Atas kasus ini, Ketua Lembaga Bahtsul Masail Pengurus Besar Nahdlatul Ulama (LBM PBNU) K.H. Mahbub Maafi Ramdan mengatakan, praktik haji ilegal di luar prosedur (manasik tanpa visa haji) bertentangan dengan substansi syariat Islam. Praktik ilegal ini, ujar dia, membahayakan pelakunya dan jamaah haji secara umum.
Kiai Mahbub menambahkan, kebijakan pengendalian kuota jamaah haji dengan legalitas praktik manasik melalui visa haji yang dilakukan oleh KSA berkesesuaian dengan maqasid atau substansi syariat Islam, yaitu menghadirkan kemaslahatan dan mengantisipasi mafsadat.
"Praktik haji ilegal telah merampas (ghashab) hak (kenyamanan) jamaah haji yang kuotanya terdistribusi ke banyak negara. Praktik haji ilegal "membunuh" ruang gerak jamaah haji dunia," kata Kiai Mahbub dalam keterangannya, di Jakarta, Minggu (12/5/2024).
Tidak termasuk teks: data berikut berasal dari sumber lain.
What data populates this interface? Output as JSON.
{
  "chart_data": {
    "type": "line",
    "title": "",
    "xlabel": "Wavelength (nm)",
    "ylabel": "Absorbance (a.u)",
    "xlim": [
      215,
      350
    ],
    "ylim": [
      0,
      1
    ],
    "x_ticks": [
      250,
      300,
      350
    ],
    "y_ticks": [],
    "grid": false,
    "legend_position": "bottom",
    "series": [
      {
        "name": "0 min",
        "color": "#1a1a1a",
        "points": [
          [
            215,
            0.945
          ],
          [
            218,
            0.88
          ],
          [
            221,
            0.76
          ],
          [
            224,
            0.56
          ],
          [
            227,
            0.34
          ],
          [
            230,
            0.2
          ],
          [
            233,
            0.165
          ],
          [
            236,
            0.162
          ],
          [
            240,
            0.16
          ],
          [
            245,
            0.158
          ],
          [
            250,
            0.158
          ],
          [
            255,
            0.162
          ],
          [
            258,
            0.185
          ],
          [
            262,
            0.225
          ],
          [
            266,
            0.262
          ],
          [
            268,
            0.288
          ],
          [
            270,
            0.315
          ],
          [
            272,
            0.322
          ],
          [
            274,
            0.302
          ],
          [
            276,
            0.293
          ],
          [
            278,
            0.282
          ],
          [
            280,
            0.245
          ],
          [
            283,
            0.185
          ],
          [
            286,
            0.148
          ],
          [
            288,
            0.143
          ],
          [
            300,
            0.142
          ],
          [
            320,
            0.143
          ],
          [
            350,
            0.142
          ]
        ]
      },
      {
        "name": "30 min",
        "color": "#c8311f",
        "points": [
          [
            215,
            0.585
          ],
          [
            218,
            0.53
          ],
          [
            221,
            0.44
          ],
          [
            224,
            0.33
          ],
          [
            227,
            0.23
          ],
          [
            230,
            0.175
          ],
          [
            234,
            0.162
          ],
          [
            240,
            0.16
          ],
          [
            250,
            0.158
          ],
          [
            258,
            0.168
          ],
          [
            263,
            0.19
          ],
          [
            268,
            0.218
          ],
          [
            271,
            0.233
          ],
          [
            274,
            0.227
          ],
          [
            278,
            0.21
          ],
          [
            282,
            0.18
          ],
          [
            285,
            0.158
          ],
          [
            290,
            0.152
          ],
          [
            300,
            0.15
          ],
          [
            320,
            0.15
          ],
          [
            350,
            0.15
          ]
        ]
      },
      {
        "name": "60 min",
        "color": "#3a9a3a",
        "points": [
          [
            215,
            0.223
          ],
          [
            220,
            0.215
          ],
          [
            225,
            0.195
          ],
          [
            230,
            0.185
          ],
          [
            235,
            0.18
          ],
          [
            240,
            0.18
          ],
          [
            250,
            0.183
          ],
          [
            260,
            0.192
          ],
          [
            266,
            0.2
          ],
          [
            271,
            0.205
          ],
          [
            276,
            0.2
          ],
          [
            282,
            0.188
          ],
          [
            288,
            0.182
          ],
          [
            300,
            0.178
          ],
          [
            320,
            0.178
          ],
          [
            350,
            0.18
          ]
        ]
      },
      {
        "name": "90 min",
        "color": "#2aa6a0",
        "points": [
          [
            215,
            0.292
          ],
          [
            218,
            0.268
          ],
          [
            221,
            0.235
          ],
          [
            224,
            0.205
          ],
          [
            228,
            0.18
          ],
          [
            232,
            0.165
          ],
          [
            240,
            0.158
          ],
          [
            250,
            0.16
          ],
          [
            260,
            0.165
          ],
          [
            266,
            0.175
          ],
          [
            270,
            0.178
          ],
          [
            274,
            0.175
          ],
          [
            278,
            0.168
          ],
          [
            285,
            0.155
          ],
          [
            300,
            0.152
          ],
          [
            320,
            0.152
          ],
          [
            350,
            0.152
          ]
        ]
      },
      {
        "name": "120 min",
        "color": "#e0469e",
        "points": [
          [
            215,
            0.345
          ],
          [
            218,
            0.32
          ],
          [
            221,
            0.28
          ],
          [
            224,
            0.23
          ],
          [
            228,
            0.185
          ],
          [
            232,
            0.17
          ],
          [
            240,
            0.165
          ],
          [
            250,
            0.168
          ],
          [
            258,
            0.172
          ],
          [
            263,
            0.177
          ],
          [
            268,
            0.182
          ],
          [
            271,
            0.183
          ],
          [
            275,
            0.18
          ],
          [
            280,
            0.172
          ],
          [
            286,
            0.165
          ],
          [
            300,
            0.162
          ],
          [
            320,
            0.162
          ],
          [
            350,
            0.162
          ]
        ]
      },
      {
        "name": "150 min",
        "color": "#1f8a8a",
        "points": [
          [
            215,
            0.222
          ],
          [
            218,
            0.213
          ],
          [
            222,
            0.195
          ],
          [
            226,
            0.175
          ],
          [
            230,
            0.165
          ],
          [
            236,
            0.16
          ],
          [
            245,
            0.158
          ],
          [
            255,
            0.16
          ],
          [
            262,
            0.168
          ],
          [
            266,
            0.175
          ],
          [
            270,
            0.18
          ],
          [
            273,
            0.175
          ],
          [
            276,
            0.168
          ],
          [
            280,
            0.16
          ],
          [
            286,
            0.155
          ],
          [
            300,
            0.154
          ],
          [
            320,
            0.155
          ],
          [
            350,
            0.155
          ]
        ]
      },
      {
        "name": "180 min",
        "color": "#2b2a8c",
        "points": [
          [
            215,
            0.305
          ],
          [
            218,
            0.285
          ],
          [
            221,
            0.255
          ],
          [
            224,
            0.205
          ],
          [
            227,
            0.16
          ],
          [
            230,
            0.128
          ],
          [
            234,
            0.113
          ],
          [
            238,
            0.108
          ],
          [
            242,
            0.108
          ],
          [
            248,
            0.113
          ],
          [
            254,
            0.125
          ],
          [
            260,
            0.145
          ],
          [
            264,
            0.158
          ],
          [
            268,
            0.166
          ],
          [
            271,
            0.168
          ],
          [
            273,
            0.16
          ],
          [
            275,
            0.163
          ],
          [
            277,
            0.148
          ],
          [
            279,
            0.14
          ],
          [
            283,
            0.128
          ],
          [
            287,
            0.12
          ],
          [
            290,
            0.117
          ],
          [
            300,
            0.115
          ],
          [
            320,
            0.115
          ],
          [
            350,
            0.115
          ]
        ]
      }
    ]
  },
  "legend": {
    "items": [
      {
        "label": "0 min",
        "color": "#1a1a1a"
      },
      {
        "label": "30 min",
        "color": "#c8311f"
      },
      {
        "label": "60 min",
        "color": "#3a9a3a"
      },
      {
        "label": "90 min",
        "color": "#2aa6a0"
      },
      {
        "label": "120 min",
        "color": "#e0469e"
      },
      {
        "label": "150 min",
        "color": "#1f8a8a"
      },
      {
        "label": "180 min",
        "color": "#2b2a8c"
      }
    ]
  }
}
Praktik haji ilegal memunculkan mafsadat bagi yang bersangkutan dan jamaah haji dunia, baik darurat layanan kamar kecil, serangan cuaca panas karena tidak mendapat tenda Arafah, kepadatan jamaah tak terkendali di titik-titik kritis area haji (seperti terowongan Mina, area tawaf dan sai), keterbatasan oksigen di tengah lonjakan kerumunan, kemacetan lalu lintas di area haji, maupun ketidaktenangan sebagai buronan razia aparat otoritas KSA yang selalu menghantui selama melaksanakan ibadah haji.